Resistance emerges in severely ill patients

A recent report of linezolid resistance in five patients infected with vancomycin-resistant enterococci (VRE), included the following case descriptions:

Patient 1 — a 79-year-old man who underwent repair of an aortic aneurysm. He developed an abscess around the graft with bacteremia secondary to VRE. He was started on linezolid, but his blood cultures were persistently positive throughout therapy. The isolate tested on day 21 of therapy was intermediately resistant to linezolid. He was switched to quinupristin-dalfopristin and doxycycline. He died of uncertain causes nine weeks later.

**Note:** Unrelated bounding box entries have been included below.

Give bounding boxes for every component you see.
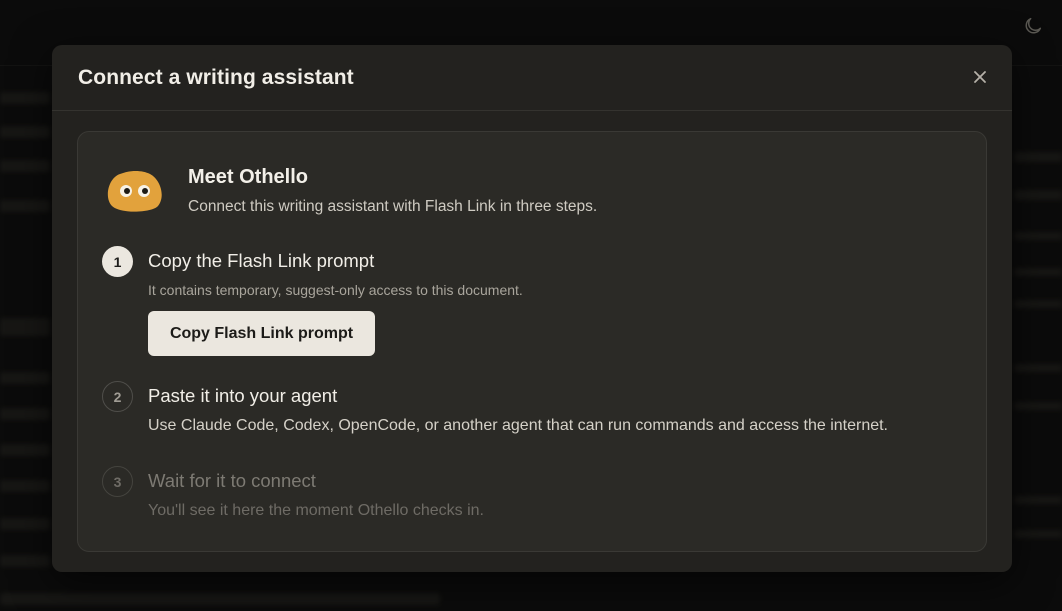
step-number-badge: 1 xyxy=(102,246,133,277)
step-number-badge: 2 xyxy=(102,381,133,412)
othello-avatar-icon xyxy=(106,168,164,216)
connect-assistant-dialog: Connect a writing assistant Meet Othello… xyxy=(52,45,1012,572)
copy-flash-link-button[interactable]: Copy Flash Link prompt xyxy=(148,311,375,356)
step-description: You'll see it here the moment Othello ch… xyxy=(148,502,484,519)
step-description: It contains temporary, suggest-only acce… xyxy=(148,282,523,298)
assistant-name: Meet Othello xyxy=(188,166,309,188)
close-icon[interactable] xyxy=(970,67,990,87)
step-1: 1 Copy the Flash Link prompt It contains… xyxy=(102,246,962,361)
step-title: Paste it into your agent xyxy=(148,385,338,406)
step-description: Use Claude Code, Codex, OpenCode, or ano… xyxy=(148,417,888,434)
dialog-header: Connect a writing assistant xyxy=(52,45,1012,111)
step-number-badge: 3 xyxy=(102,466,133,497)
step-3: 3 Wait for it to connect You'll see it h… xyxy=(102,466,962,526)
step-2: 2 Paste it into your agent Use Claude Co… xyxy=(102,381,962,441)
dialog-title: Connect a writing assistant xyxy=(78,65,354,89)
assistant-subtitle: Connect this writing assistant with Flas… xyxy=(188,198,598,215)
setup-card: Meet Othello Connect this writing assist… xyxy=(77,131,987,552)
assistant-intro: Meet Othello Connect this writing assist… xyxy=(106,166,946,226)
step-title: Wait for it to connect xyxy=(148,470,316,491)
step-title: Copy the Flash Link prompt xyxy=(148,250,375,271)
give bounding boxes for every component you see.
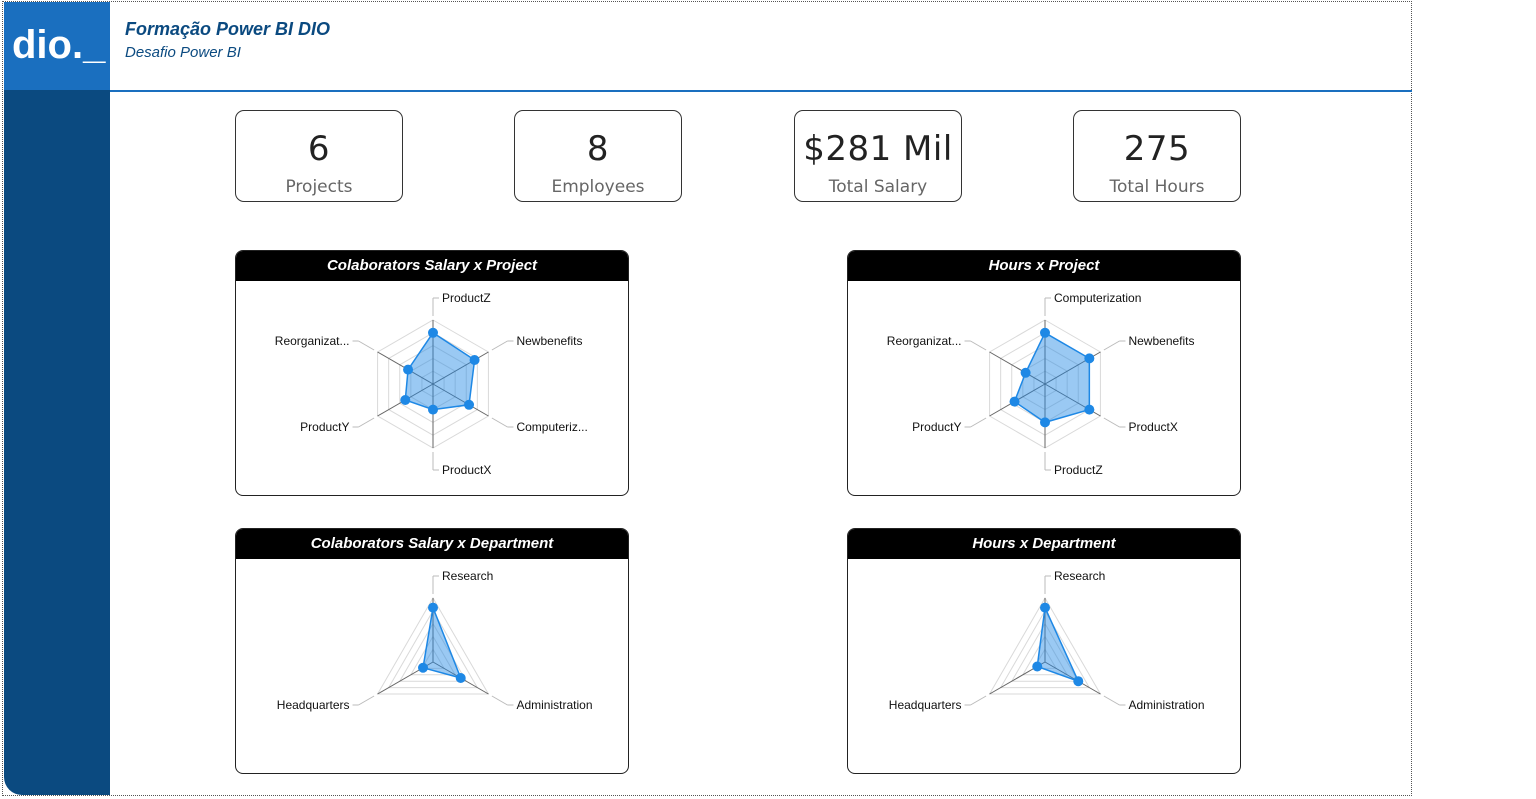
axis-label: ProductY — [300, 420, 349, 434]
data-point — [1032, 661, 1043, 672]
data-point — [1009, 396, 1020, 407]
data-point — [1040, 417, 1050, 428]
data-point — [1073, 676, 1084, 687]
kpi-label: Total Salary — [828, 177, 928, 197]
axis-label: Research — [1054, 569, 1105, 583]
chart-salary-by-department[interactable]: Colaborators Salary x Department Researc… — [235, 528, 629, 774]
chart-salary-by-project[interactable]: Colaborators Salary x Project ProductZ Ne… — [235, 250, 629, 496]
chart-hours-by-project[interactable]: Hours x Project Computerization Newbenefi… — [847, 250, 1241, 496]
chart-title: Colaborators Salary x Department — [236, 529, 628, 559]
svg-text:dio._: dio._ — [12, 26, 106, 67]
label-leader — [491, 695, 508, 706]
kpi-label: Total Hours — [1109, 177, 1205, 197]
radar-chart[interactable]: Research Administration Headquarters — [236, 559, 629, 774]
label-leader — [1103, 695, 1120, 706]
axis-label: Administration — [516, 698, 592, 712]
label-leader — [1103, 340, 1120, 351]
axis-label: ProductZ — [442, 291, 491, 305]
axis-label: ProductX — [442, 463, 491, 477]
kpi-card-employees[interactable]: 8 Employees — [514, 110, 682, 202]
data-point — [418, 662, 429, 673]
axis-label: Reorganizat... — [275, 334, 350, 348]
label-leader — [491, 340, 508, 351]
data-point — [455, 673, 466, 683]
data-point — [428, 602, 438, 613]
kpi-value: 275 — [1123, 129, 1191, 169]
label-leader — [358, 695, 375, 706]
axis-label: Headquarters — [889, 698, 962, 712]
axis-label: Computeriz... — [516, 420, 587, 434]
axis-label: Newbenefits — [516, 334, 582, 348]
label-leader — [1103, 417, 1120, 428]
chart-title: Hours x Department — [848, 529, 1240, 559]
chart-title: Colaborators Salary x Project — [236, 251, 628, 281]
data-point — [1040, 602, 1050, 613]
data-point — [1084, 404, 1095, 415]
data-point — [400, 395, 411, 405]
data-point — [464, 399, 475, 410]
radar-chart[interactable]: ProductZ Newbenefits Computeriz... ProductX… — [236, 281, 629, 496]
radar-chart[interactable]: Computerization Newbenefits ProductX Produc… — [848, 281, 1241, 496]
label-leader — [970, 340, 987, 351]
data-point — [1020, 367, 1031, 378]
axis-label: Reorganizat... — [887, 334, 962, 348]
axis-label: Headquarters — [277, 698, 350, 712]
data-point — [1040, 327, 1050, 338]
axis-label: ProductZ — [1054, 463, 1103, 477]
kpi-card-total-hours[interactable]: 275 Total Hours — [1073, 110, 1241, 202]
page-subtitle: Desafio Power BI — [125, 44, 241, 61]
radar-chart[interactable]: Research Administration Headquarters — [848, 559, 1241, 774]
kpi-value: $281 Mil — [803, 129, 953, 169]
kpi-value: 6 — [307, 129, 331, 169]
data-point — [428, 404, 438, 415]
axis-label: ProductY — [912, 420, 961, 434]
chart-title: Hours x Project — [848, 251, 1240, 281]
data-point — [469, 355, 480, 365]
label-leader — [970, 417, 987, 428]
data-point — [428, 327, 438, 338]
data-point — [403, 364, 414, 375]
logo: dio._ — [4, 2, 110, 90]
axis-label: Newbenefits — [1128, 334, 1194, 348]
label-leader — [491, 417, 508, 428]
dio-logo-icon: dio._ — [12, 26, 106, 67]
label-leader — [358, 417, 375, 428]
axis-label: Administration — [1128, 698, 1204, 712]
chart-hours-by-department[interactable]: Hours x Department Research Administratio… — [847, 528, 1241, 774]
kpi-value: 8 — [586, 129, 610, 169]
axis-label: ProductX — [1128, 420, 1177, 434]
label-leader — [970, 695, 987, 706]
axis-label: Research — [442, 569, 493, 583]
page-title: Formação Power BI DIO — [125, 19, 331, 39]
kpi-card-total-salary[interactable]: $281 Mil Total Salary — [794, 110, 962, 202]
label-leader — [358, 340, 375, 351]
kpi-card-projects[interactable]: 6 Projects — [235, 110, 403, 202]
header-divider — [110, 90, 1412, 92]
kpi-label: Employees — [551, 177, 645, 197]
series-area — [404, 331, 476, 411]
data-point — [1084, 353, 1095, 364]
sidebar — [4, 2, 110, 795]
axis-label: Computerization — [1054, 291, 1141, 305]
kpi-label: Projects — [285, 177, 353, 197]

Patient 2 — a 62-year-old kidney transplant patient who developed an empyema due to VRE. He required decortication and was treated with quinupristin-dalfopristin for 14 days, then was switched to linezolid. His initial VRE isolate was sensitive to both drugs. After finishing 40 days of linezolid, he developed a fistula and the pleural fluid grew linezolid-resistant VRE. He was changed back to quinupristin-dalfopristin and is currently in the intensive care unit for acute graft rejection.

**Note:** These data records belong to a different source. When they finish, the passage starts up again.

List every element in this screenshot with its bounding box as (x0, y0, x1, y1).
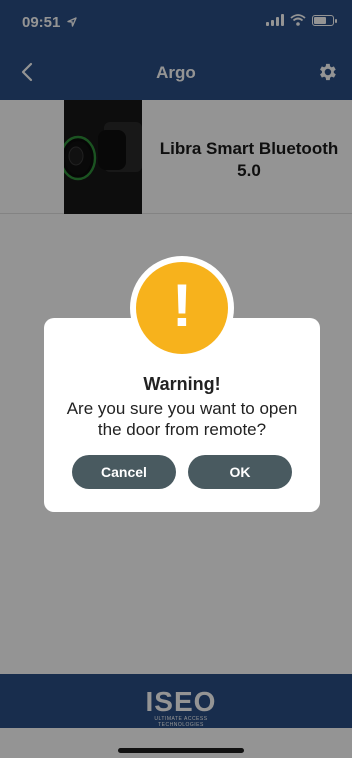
cancel-button[interactable]: Cancel (72, 455, 176, 489)
warning-mark: ! (172, 272, 192, 339)
home-indicator[interactable] (118, 748, 244, 753)
dialog-message-line-2: the door from remote? (97, 420, 267, 439)
dialog-message-line-1: Are you sure you want to open (66, 399, 298, 418)
warning-badge: ! (130, 256, 234, 360)
dialog-message: Are you sure you want to open the door f… (44, 398, 320, 440)
dialog-title: Warning! (143, 374, 221, 394)
ok-button[interactable]: OK (188, 455, 292, 489)
warning-icon: ! (136, 262, 228, 354)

Patient 3 — a 56-year-old man who developed a liver abscess complicating liver transplantation. Cultures from the abscess grew VRE. He received two three-week courses of linezolid until blood cultures grew linezolid-resistant VRE. He was then switched to quinupristin-dalfopristin. He developed multiorgan failure and died; no necropsy was done.

Patient 4 — a 24-year-old man with acute lymphoblastic leukemia, who became neutropenic and febrile after bone-marrow transplantation. Empirical broad-spectrum antibiotics were given for four weeks. All cultures were negative except a rectal swab that grew VRE. He received linezolid for four weeks and repeat cultures showed linezolid-resistant VRE.

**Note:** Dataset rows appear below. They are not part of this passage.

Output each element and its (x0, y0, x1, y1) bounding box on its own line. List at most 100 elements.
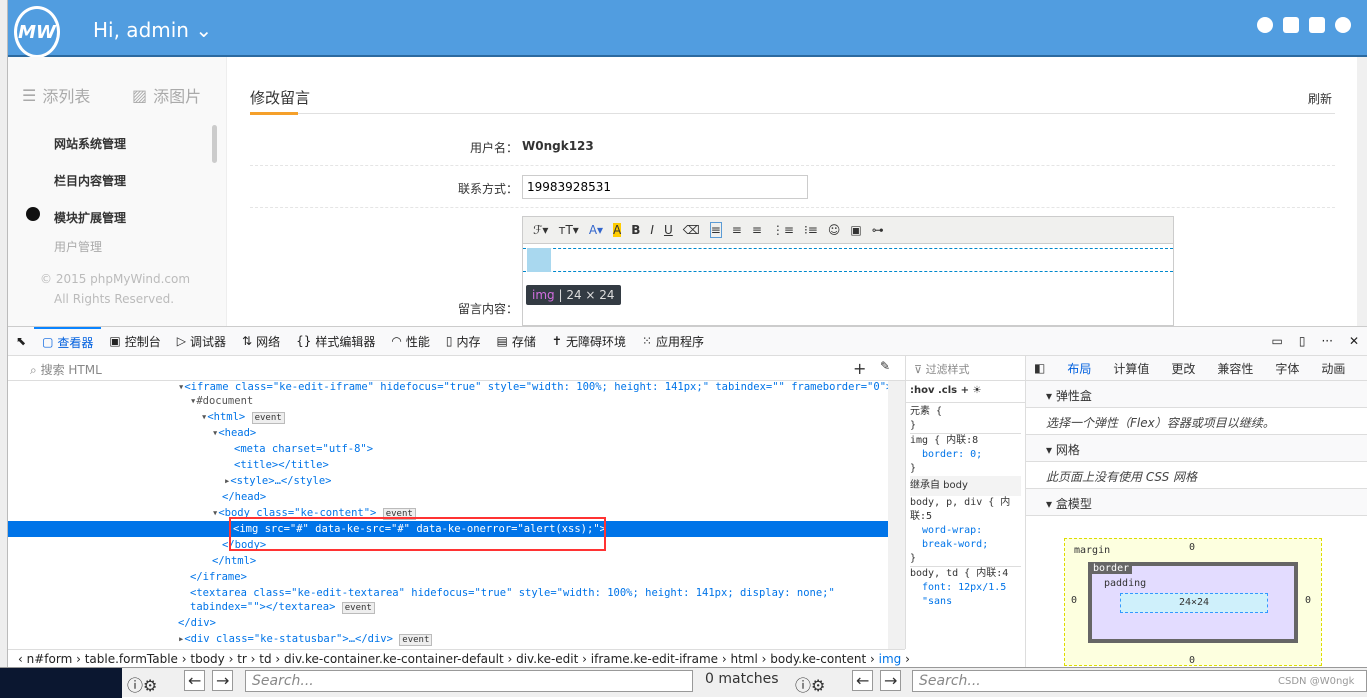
tab-image[interactable]: ▨ 添图片 (132, 83, 201, 107)
next-icon[interactable]: → (880, 670, 902, 691)
find-input[interactable]: Search... (245, 670, 693, 692)
tab-fonts[interactable]: 字体 (1275, 360, 1299, 377)
tree-scrollbar[interactable] (888, 381, 905, 649)
refresh-link[interactable]: 刷新 (1308, 90, 1332, 107)
next-icon[interactable]: → (212, 670, 234, 691)
tree-node[interactable]: <title></title> (234, 457, 888, 473)
event-badge[interactable]: event (251, 412, 285, 424)
tab-list[interactable]: ☰ 添列表 (22, 83, 90, 107)
tree-node[interactable]: </head> (222, 489, 888, 505)
broken-image-icon[interactable] (527, 248, 551, 272)
previous-icon[interactable]: ← (184, 670, 206, 691)
sidebar-item-column[interactable]: 栏目内容管理 (54, 172, 126, 189)
user-menu[interactable]: Hi, admin ⌄ (93, 18, 212, 42)
tab-changes[interactable]: 更改 (1171, 360, 1195, 377)
close-icon[interactable]: ✕ (1341, 327, 1367, 356)
breadcrumb-item[interactable]: td (259, 652, 271, 666)
tab-memory[interactable]: ▯ 内存 (438, 327, 489, 356)
italic-icon[interactable]: I (650, 223, 654, 237)
insert-image-icon[interactable]: ▣ (850, 223, 861, 237)
event-badge[interactable]: event (399, 634, 433, 646)
tree-node[interactable]: ▸<style>…</style> (224, 473, 888, 489)
message-icon[interactable] (1257, 17, 1273, 33)
font-size-icon[interactable]: тT▾ (558, 223, 578, 237)
bold-icon[interactable]: B (631, 223, 640, 237)
rule-line[interactable]: word-wrap: break-word; (910, 524, 1021, 552)
tab-debugger[interactable]: ▷ 调试器 (169, 327, 234, 356)
flexbox-section[interactable]: ▾ 弹性盒 (1026, 381, 1367, 408)
rule-line[interactable]: border: 0; (910, 448, 1021, 462)
hov-toggle[interactable]: :hov (910, 385, 935, 396)
help-icon[interactable]: ⓘ⚙ (127, 672, 157, 696)
element-picker-icon[interactable]: ⬉ (8, 327, 34, 356)
eyedropper-icon[interactable]: ✎ (880, 359, 890, 373)
tab-compatibility[interactable]: 兼容性 (1217, 360, 1253, 377)
add-rule-icon[interactable]: + (961, 385, 969, 396)
tab-accessibility[interactable]: ✝ 无障碍环境 (544, 327, 634, 356)
tab-animations[interactable]: 动画 (1321, 360, 1345, 377)
help-icon[interactable] (1335, 17, 1351, 33)
event-badge[interactable]: event (341, 602, 375, 614)
breadcrumb-item[interactable]: table.formTable (85, 652, 178, 666)
tab-performance[interactable]: ◠ 性能 (383, 327, 438, 356)
breadcrumb-item[interactable]: n#form (27, 652, 73, 666)
box-model-section[interactable]: ▾ 盒模型 (1026, 489, 1367, 516)
tree-node[interactable]: ▾#document (190, 393, 888, 409)
tree-node[interactable]: </div> (178, 615, 888, 631)
sidebar-item-site[interactable]: 网站系统管理 (54, 135, 126, 152)
breadcrumb-item[interactable]: html (730, 652, 757, 666)
tab-console[interactable]: ▣ 控制台 (101, 327, 168, 356)
breadcrumb-item[interactable]: tr (237, 652, 247, 666)
font-color-icon[interactable]: A▾ (589, 223, 603, 237)
sidebar-subitem-users[interactable]: 用户管理 (54, 238, 102, 255)
grid-icon[interactable] (1309, 17, 1325, 33)
dock-icon[interactable]: ▭ (1264, 327, 1291, 356)
breadcrumb-item[interactable]: img (879, 652, 902, 666)
eraser-icon[interactable]: ⌫ (683, 223, 700, 237)
add-node-icon[interactable]: + (853, 359, 866, 378)
align-center-icon[interactable]: ≡ (732, 223, 742, 237)
tab-application[interactable]: ⁙ 应用程序 (634, 327, 712, 356)
tab-layout[interactable]: 布局 (1067, 360, 1091, 377)
tree-node[interactable]: ▸<div class="ke-statusbar">…</div> event (178, 631, 888, 647)
cls-toggle[interactable]: .cls (938, 385, 957, 396)
align-left-icon[interactable]: ≡ (709, 222, 722, 238)
previous-icon[interactable]: ← (852, 670, 874, 691)
tree-node[interactable]: <meta charset="utf-8"> (234, 441, 888, 457)
scroll-right-icon[interactable]: › (905, 652, 910, 666)
sidebar-item-module[interactable]: 模块扩展管理 (54, 209, 126, 226)
breadcrumb-item[interactable]: tbody (190, 652, 224, 666)
responsive-icon[interactable]: ▯ (1291, 327, 1314, 356)
emoticon-icon[interactable]: ☺ (828, 223, 841, 237)
grid-section[interactable]: ▾ 网格 (1026, 435, 1367, 462)
tree-node[interactable]: ▾<head> (212, 425, 888, 441)
html-search[interactable]: ⌕ 搜索 HTML + ✎ (8, 356, 905, 381)
scroll-left-icon[interactable]: ‹ (18, 652, 23, 666)
contact-input[interactable] (522, 175, 808, 199)
tree-node[interactable]: tabindex=""></textarea> event (190, 599, 888, 615)
sidebar-scrollbar[interactable] (212, 125, 217, 163)
tree-node[interactable]: </iframe> (190, 569, 888, 585)
page-scrollbar[interactable] (1357, 57, 1367, 326)
breadcrumb-item[interactable]: iframe.ke-edit-iframe (591, 652, 718, 666)
font-family-icon[interactable]: ℱ▾ (533, 223, 548, 237)
toggle-pane-icon[interactable]: ◧ (1034, 361, 1045, 375)
breadcrumb-item[interactable]: body.ke-content (770, 652, 866, 666)
tab-computed[interactable]: 计算值 (1113, 360, 1149, 377)
tab-inspector[interactable]: ▢ 查看器 (34, 326, 102, 356)
tree-node[interactable]: </html> (212, 553, 888, 569)
underline-icon[interactable]: U (664, 223, 673, 237)
rule-line[interactable]: font: 12px/1.5 "sans (910, 581, 1021, 609)
breadcrumb-item[interactable]: div.ke-container.ke-container-default (284, 652, 504, 666)
unordered-list-icon[interactable]: ⁝≡ (804, 223, 818, 237)
highlight-icon[interactable]: A (613, 223, 622, 237)
tab-storage[interactable]: ▤ 存储 (489, 327, 544, 356)
link-icon[interactable]: ⊶ (872, 223, 884, 237)
help-icon[interactable]: ⓘ⚙ (795, 672, 825, 696)
light-theme-icon[interactable]: ☀ (972, 385, 981, 396)
breadcrumb-item[interactable]: div.ke-edit (516, 652, 578, 666)
rich-text-editor[interactable]: ℱ▾ тT▾ A▾ A BIU ⌫ ≡ ≡ ≡ ⋮≡ ⁝≡ ☺ ▣ ⊶ (522, 216, 1174, 326)
tab-style-editor[interactable]: {} 样式编辑器 (288, 327, 383, 356)
filter-styles[interactable]: ⊽ 过滤样式 (906, 356, 1025, 381)
ordered-list-icon[interactable]: ⋮≡ (772, 223, 794, 237)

Patient 5 — a 28-year-old man who had several liver abscesses after liver transplantation. Both wound and blood cultures grew VRE susceptible to quinupristin-dalfopristin and linezolid. He received four weeks of linezolid with a good clinical response. However, peritoneal washings before closure of his abdominal wound showed VRE resistant to linezolid.1

Reference

1. Gonzales RD, Schreckenberger PC, Graham MB, et al. Infections due to vancomycin-resistant Enterococcus faecium resistant to linezolid. Lancet 2001; 357:1,179.